April 1, 2009
Assigned?
Jack
Bennett sold some patents and continuations to Vector Corrosion Technologies for
$25,000. He listed them. He left a CIP out,
6,217,742. A competitor, Euclid Chemical, sought declaratory judgment that
Vector didn't own '742. Slapdash Ohio district court Judge Boyko ruled that the
contract assigned the whole family to Vector. Euclid appealed. Another CAFC 2-1
split decision, with Judge Newman right on, and her colleagues laughable fools.
Euclid Chemical v. Vector Corrosion Technologies and David Whitmore (CAFC 2008-1170) precedential
Judge Linn, with Lourie tagging along, couldn't suss out basic contract law.
At bottom, we cannot give the Assignment a "definite legal meaning." Westfield, 797 N.E.2d at 1261. Under one reasonable interpretation, the Assignment includes the '742 patent, because it issued from a continuation-in-part of the '553 patent. But under another reasonable interpretation, the Assignment excludes the '742 patent, because it was an already issued patent, not an application, at the time of the assignment. We therefore conclude that the Assignment is susceptible to at least two reasonable interpretations and is therefore ambiguous under Ohio law. See Potti, 938 F.2d at 647. Extrinsic evidence therefore should have been considered to ascertain the parties' intent. See Westfield, 797 N.E.2d at 1261.
Judge Newman, in dissent:
I agree that the district court erred in its grant of summary judgment, but I must, with all respect to my colleagues, dissent from their decision that the issue of contractual intent requires trial. The agreements transferring the Bennett patent property to Vector are clear that the only issued patent included in the transfer is U.S. Patent No. 6,033,553 ("the '553 patent"). The rules of contract and patent law do not permit the interpretation that another patent on a different invention, a patent fully known to Vector, was nonetheless silently conveyed by these agreements. Since as a matter of law only one conclusion is reasonable, there is no need for prolongation of this litigation with its costs, delays, and burdens on parties and courts.
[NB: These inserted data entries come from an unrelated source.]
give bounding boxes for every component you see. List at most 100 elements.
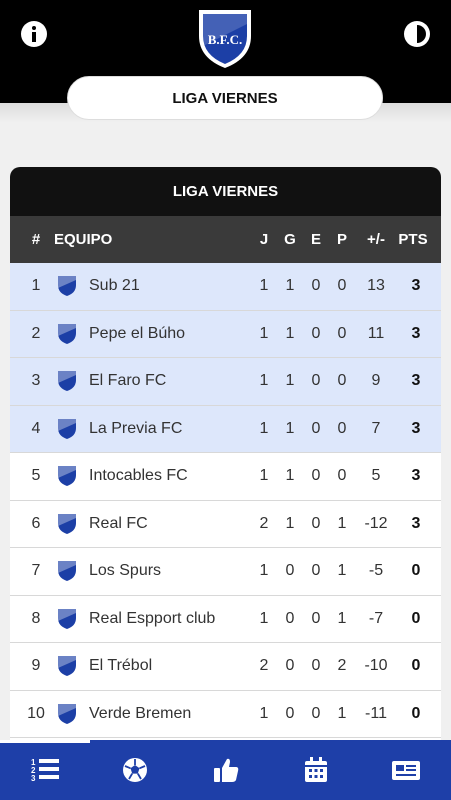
standings-body: 1 Sub 21 1 1 0 0 13 3 2 Pepe el Búho 1 1… [10,263,441,738]
team-name: Pepe el Búho [89,324,186,342]
team-name: Sub 21 [89,277,140,295]
team-shield-icon [57,453,77,500]
standings-card: LIGA VIERNES # EQUIPO J G E P +/- PTS 1 … [10,167,441,740]
row-position: 5 [31,467,41,485]
col-lost-header: P [336,231,347,248]
table-row[interactable]: 8 Real Espport club 1 0 0 1 -7 0 [10,595,441,643]
points: 0 [411,704,421,722]
team-shield-icon [57,358,77,405]
played: 1 [259,372,269,390]
team-shield-icon [57,263,77,310]
played: 1 [259,324,269,342]
points: 0 [411,562,421,580]
won: 1 [285,372,295,390]
goal-diff: -11 [365,704,387,722]
lost: 0 [337,372,347,390]
won: 1 [285,324,295,342]
team-shield-icon [57,406,77,453]
col-team-header: EQUIPO [54,231,113,248]
lost: 1 [337,609,347,627]
drawn: 0 [311,372,321,390]
table-row[interactable]: 5 Intocables FC 1 1 0 0 5 3 [10,453,441,501]
row-position: 2 [31,324,41,342]
row-position: 4 [31,419,41,437]
team-name: Real FC [89,514,148,532]
col-drawn-header: E [310,231,321,248]
goal-diff: 5 [371,467,381,485]
row-position: 3 [31,372,41,390]
info-icon[interactable] [21,21,47,47]
table-header: # EQUIPO J G E P +/- PTS [10,216,441,263]
goal-diff: -12 [364,514,388,532]
row-position: 6 [31,514,41,532]
row-position: 7 [31,562,41,580]
played: 1 [259,609,269,627]
table-row[interactable]: 3 El Faro FC 1 1 0 0 9 3 [10,358,441,406]
table-row[interactable]: 9 El Trébol 2 0 0 2 -10 0 [10,643,441,691]
team-shield-icon [57,596,77,643]
won: 1 [285,277,295,295]
lost: 0 [337,419,347,437]
lost: 1 [337,562,347,580]
club-logo: B.F.C. [199,10,251,68]
points: 3 [411,514,421,532]
played: 2 [259,514,269,532]
table-row[interactable]: 7 Los Spurs 1 0 0 1 -5 0 [10,548,441,596]
team-shield-icon [57,548,77,595]
team-name: El Trébol [89,657,153,675]
points: 3 [411,324,421,342]
played: 1 [259,419,269,437]
won: 0 [285,657,295,675]
won: 1 [285,419,295,437]
points: 3 [411,419,421,437]
points: 3 [411,372,421,390]
team-name: El Faro FC [89,372,167,390]
nav-votes[interactable] [180,740,270,800]
points: 0 [411,609,421,627]
drawn: 0 [311,609,321,627]
lost: 1 [337,704,347,722]
team-shield-icon [57,501,77,548]
nav-news[interactable] [361,740,451,800]
svg-text:3: 3 [31,774,36,783]
table-row[interactable]: 1 Sub 21 1 1 0 0 13 3 [10,263,441,311]
nav-calendar[interactable] [271,740,361,800]
drawn: 0 [311,657,321,675]
newspaper-icon [391,761,420,780]
lost: 1 [337,514,347,532]
nav-matches[interactable] [90,740,180,800]
soccer-ball-icon [123,758,148,782]
drawn: 0 [311,277,321,295]
team-name: La Previa FC [89,419,183,437]
goal-diff: -5 [368,562,384,580]
thumbs-up-icon [213,758,238,782]
table-row[interactable]: 4 La Previa FC 1 1 0 0 7 3 [10,405,441,453]
drawn: 0 [311,704,321,722]
goal-diff: 11 [367,324,385,342]
team-name: Intocables FC [89,467,188,485]
drawn: 0 [311,324,321,342]
goal-diff: 7 [371,419,381,437]
goal-diff: 13 [367,277,385,295]
won: 0 [285,704,295,722]
drawn: 0 [311,467,321,485]
theme-toggle-icon[interactable] [404,21,430,47]
won: 1 [285,467,295,485]
standings-list-icon: 1 2 3 [31,758,60,783]
points: 3 [411,467,421,485]
col-won-header: G [284,231,296,248]
calendar-icon [304,757,327,782]
lost: 0 [337,324,347,342]
table-row[interactable]: 6 Real FC 2 1 0 1 -12 3 [10,500,441,548]
team-name: Real Espport club [89,609,216,627]
table-row[interactable]: 2 Pepe el Búho 1 1 0 0 11 3 [10,310,441,358]
lost: 0 [337,467,347,485]
row-position: 8 [31,609,41,627]
league-selector-button[interactable]: LIGA VIERNES [67,76,383,120]
goal-diff: -10 [364,657,388,675]
played: 1 [259,277,269,295]
nav-standings[interactable]: 1 2 3 [0,740,91,800]
team-name: Verde Bremen [89,704,192,722]
table-row[interactable]: 10 Verde Bremen 1 0 0 1 -11 0 [10,690,441,738]
played: 1 [259,562,269,580]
There is accordingly no need for fact finding on the question of contractual intent, because the intent of the contracts is clear as a matter of law.
Applying the summary judgment standard of Anderson v. Liberty Lobby, 477 U.S. 242, 247 (1986), I would hold that the '742 patent was not assigned, for no reasonable jury could return a contrary verdict. I would not prolong this litigation.